A Novel N/P-Doped Carbon Shells/Mn5.64P3 with Hexagonal Crystal Structure Hybrid as a Prospective Anode for Lithium-Ion Batteries.

Abstract

The tailored crystalline configuration coupled with submicron particles would be conducive to superior ionic conductivity, which could further improve the cycle life of lithium-ion batteries (LIBs). Here, manganese phosphide (Mn_5.64P₃) particles with hexagonal crystal structure embedded into nitrogen/phosphorus (N/P) co-doped carbon shells (Mn_5.64P₃-C) are successfully prepared by the self-template and recrystallization-self-assembly method. The electrochemical properties of as-synthesized Mn_5.64P₃-C as anode materials for LIBs are systematically investigated.

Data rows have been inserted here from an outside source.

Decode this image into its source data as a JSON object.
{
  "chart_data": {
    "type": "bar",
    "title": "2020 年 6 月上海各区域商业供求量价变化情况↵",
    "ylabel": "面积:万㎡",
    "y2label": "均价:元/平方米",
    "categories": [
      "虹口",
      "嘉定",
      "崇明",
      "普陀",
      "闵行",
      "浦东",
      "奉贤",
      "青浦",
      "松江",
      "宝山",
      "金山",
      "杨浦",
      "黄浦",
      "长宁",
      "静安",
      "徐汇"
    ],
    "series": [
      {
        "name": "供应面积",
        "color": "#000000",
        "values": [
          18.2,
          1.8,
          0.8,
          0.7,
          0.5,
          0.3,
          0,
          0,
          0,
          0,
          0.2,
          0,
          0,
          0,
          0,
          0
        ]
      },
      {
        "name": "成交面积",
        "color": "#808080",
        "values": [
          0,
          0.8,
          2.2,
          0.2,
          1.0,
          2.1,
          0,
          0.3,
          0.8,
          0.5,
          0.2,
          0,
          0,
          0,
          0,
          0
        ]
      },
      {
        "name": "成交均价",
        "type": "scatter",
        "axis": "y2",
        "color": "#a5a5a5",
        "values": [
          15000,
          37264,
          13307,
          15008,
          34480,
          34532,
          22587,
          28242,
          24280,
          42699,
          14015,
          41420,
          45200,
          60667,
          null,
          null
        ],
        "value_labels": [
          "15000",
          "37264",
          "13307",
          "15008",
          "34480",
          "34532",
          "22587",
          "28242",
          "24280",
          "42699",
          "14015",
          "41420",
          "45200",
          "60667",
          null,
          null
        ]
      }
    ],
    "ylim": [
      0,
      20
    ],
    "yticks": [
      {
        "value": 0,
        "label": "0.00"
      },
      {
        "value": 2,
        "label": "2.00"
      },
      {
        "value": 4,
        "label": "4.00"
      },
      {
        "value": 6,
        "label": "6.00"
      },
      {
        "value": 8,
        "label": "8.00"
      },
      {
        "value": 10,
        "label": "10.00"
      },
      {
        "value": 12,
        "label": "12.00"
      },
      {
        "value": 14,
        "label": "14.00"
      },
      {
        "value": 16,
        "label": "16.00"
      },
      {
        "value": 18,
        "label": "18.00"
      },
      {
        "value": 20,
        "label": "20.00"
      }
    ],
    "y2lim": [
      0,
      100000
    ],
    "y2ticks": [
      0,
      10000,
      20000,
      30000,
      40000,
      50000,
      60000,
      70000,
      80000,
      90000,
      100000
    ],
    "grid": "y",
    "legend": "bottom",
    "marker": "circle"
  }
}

The XRD and HRTEM combined with SAED indicate that the prepared Mn_5.64P₃-C hybrid with the ratio of 1:10 of Mn:C present a hexagonal crystal structure covered with a carbon layer. During charging/discharging at the current density of 0.5 A g^-1, the Mn_5.64P₃-C electrode exhibits the reversible capacity of 160 mAh g^-1 after 3000 cycles with high-capacity retention. The ex-situ XRD of initial discharge/charge process at different voltages implies that the Mn_5.64P₃ could be transformed to the amorphous Li_xMn_yP_z. The N/P co-doped carbon shells can provide high specific area for electrolyte infiltration, and act as the buffer matrix to suppress the loss of the Mn_5.64P₃ active material during cycling. The Mn_5.64P₃ with the hexagonal crystal structure and N/P co-doped carbon shells could promote the further optimization and development of manganese phosphide for high-performance LIBs.